Pada suatu hari, Ketika Ki Makerti sedang melaksanakan tugas , tiba-tiba di


dalam gedung pusaka terdapat seseorang yang masuk gedung untuk mencuri pusaka.
Orang tersebut adalah Ki Sondong. Hal ini mengakibatkan mereka berdua yang ternyata
teman dekat saudara seperguruan itu terjadi pertengkaran seru. Mereka masing-msing
merasa memiliki kebenaran karena melaksanakan tugas. Ki Sondong merasa menerima
tugas dari Wedana Yuyu Rumpung sedangkan Ki Makerti merasa mendapat tugas dari
Wedana Sukmoyono.

Karena mereka berdua adalah saudara seperguruan,yang mana satu sama lain
saling mengetahui kelebihan dan kekurangan masing-masing, Pertengkaran pun tak ada
yang menang dan tak ada yang kalah. Yang terjadi berikutnya hanyalah saling kejar
mengejar. Demikian juga pusaka yang diperebutkan masih dikuasai oleh Ki Sondong.
Hingga akhirnya mereka berdua hanya saling berebut dan berkejar-kejaran.

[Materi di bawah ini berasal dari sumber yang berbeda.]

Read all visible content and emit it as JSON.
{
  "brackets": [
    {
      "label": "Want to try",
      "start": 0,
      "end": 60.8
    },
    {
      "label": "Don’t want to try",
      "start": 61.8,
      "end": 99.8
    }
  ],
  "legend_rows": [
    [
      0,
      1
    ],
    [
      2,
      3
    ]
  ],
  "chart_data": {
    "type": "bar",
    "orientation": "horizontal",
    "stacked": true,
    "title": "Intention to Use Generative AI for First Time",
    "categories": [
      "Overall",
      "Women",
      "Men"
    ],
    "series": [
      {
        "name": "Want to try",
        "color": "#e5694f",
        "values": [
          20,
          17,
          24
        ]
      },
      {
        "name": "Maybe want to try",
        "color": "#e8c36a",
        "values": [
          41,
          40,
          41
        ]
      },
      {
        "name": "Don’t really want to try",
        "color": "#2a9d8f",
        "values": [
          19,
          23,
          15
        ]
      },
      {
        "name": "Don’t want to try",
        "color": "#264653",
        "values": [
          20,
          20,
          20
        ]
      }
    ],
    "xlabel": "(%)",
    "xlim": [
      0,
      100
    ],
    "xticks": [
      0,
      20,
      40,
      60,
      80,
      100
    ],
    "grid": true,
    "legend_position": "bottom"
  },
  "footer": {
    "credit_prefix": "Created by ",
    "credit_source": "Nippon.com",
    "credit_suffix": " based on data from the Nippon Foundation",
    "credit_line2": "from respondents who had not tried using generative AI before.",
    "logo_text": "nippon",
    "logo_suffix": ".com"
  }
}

Kejar mengejar yang dilakukan oleh Ki Sondong dan Ki Makerti akhirnya sampai
pada suatu tempat. Di tempat itu banyak orang melakukan jual beli. Karena keduanya
hanya saling mempertahankan kebenaran yang diakui, berada di dekat orang-orang yang
sedang melakukan jual beli itu pun mereka masih tetap melanjutkan pertengkarannya.
Jika semula hanya bertengkar dengan menggunakan tangan kosong,kini keduanya malah
saling membawa kayu pemukul. Keduanya pun saling beradu pukul. Sesekali Ki Sondong
dipukul keras-keras oleh Ki Makerti. Tetapi pukulan keras ini seakan tidak terasa sama
sekali oleh Ki Sondong. Demikian juga sebaliknya, jika Ki Makerti dipukul keras-keras
oleh Ki Sondong, pukulan keras itu tidak dirasakan sama sekali.

Melihat pertengkaran tidak ada yang kalah dan tidak ada yang menang ini,mereka
yang sedang melakukan jual beli saling ketakutan. Mereka saling berlari untuk
menyelamatkan diri. Menghindar karena takut terkena pukulan. Dengan adanya peristiwa
itu diantara para pedagang itu ada yang ngomel. Dalam bahasa jawa.”Iki ngono pasar
nggone wong dodolan.Lhah kok dinggo penthung-penthungan.” Artinya, ini adalah pasar
tempat orang berjualan . Kok dipakai saling memukul. Akhirnya untuk mengingat-ingat
peristiwa tersebut, sejak peristiwa itu terjadi hingga sekarang, pasar tersebut dinamakan
PASAR PENTHUNGAN. Terletak di desa Magersari Kec.Kota Rembang Kab.Rembang.
Itulah cerita yang terjadi secara turun temurun dari mulut ke mulut tentang terjadinya
Pasar Pentungan yang hingga sekarang diyakini kebenarannya.